Methods: In this experimental study, 45 adult male Sprague Dawley rats were used. Experimental group E1 and experimental group E2 received two repeated dose of 2.5 mg/kg and 5 mg/kg of cisplatin, respectively in the beginning of the first and fifth week of the experiment. After 8 weeks of injection, rats were killed. Tissue samples were removed and prepared sections were stained with H&E, PNA (Peanut agglutinin), and UEA (Ulex europaeus agglutinin) methods. Prepared microscopic slides were utilized for both histopathological and morphometrical studies. The obtained data were analyzed by ANOVA and Tukey tests using SPSS.

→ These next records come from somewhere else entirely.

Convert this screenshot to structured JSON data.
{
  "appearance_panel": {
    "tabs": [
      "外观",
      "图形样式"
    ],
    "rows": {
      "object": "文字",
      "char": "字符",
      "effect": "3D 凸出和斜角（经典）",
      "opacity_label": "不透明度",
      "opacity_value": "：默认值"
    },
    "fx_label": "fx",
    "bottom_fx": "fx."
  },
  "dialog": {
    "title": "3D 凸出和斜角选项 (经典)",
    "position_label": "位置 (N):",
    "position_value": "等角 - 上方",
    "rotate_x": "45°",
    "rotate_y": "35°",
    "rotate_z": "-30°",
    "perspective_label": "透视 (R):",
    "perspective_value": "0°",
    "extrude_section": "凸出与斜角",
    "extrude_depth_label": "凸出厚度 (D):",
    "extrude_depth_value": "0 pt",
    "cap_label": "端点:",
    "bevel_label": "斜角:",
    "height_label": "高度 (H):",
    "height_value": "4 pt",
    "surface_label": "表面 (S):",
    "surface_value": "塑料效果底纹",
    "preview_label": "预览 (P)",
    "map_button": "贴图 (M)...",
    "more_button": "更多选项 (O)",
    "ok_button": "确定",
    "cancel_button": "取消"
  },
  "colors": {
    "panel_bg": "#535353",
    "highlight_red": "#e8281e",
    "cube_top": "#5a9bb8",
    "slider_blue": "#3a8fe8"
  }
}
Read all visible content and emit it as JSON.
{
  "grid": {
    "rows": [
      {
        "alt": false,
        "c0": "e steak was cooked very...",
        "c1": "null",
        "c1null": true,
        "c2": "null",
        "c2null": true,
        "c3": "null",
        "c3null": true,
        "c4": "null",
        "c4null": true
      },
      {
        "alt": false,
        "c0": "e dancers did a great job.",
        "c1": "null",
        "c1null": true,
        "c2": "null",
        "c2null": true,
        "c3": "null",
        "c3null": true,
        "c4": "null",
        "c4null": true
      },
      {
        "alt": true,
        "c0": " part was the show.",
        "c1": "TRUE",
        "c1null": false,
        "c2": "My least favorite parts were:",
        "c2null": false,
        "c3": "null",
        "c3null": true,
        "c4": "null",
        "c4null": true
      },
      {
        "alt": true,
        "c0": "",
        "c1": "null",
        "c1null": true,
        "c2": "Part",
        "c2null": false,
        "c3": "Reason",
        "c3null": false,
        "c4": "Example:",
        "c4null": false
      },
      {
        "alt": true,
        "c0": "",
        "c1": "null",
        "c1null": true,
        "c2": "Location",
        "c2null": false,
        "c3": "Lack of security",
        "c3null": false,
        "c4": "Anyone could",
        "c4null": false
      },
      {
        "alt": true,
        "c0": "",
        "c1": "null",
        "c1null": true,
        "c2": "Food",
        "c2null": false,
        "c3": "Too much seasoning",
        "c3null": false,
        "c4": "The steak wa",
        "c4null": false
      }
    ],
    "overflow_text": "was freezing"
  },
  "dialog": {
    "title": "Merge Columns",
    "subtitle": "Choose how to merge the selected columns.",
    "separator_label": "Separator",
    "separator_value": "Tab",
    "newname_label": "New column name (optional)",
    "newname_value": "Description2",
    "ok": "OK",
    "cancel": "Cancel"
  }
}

Results: Cisplatin administration induced a significant decrease in internal and external diameters of seminiferous tubules in the experimental groups compared to the control one (P<0.0001). There was also significant difference between control and experimental groups with regard to germinal epithelial thickness of seminiferous tubules (P<0.0001). Moreover, there was a significant difference between control and experimental groups with regard to spermatogenesis index (P<0.004). Also a significant elevation was seen in staining intensity of germinal epithelium to PNA and UEA in experimental groups, compared to control group (P<0.0001).
Conclusion: Cisplatin induces a dose-dependent morphological changes of germinal epithelium and extensive changes in distribution pattern of fucose- and Gal/GalNac-containing glycoconjugates in seminiferous epithelium in rats.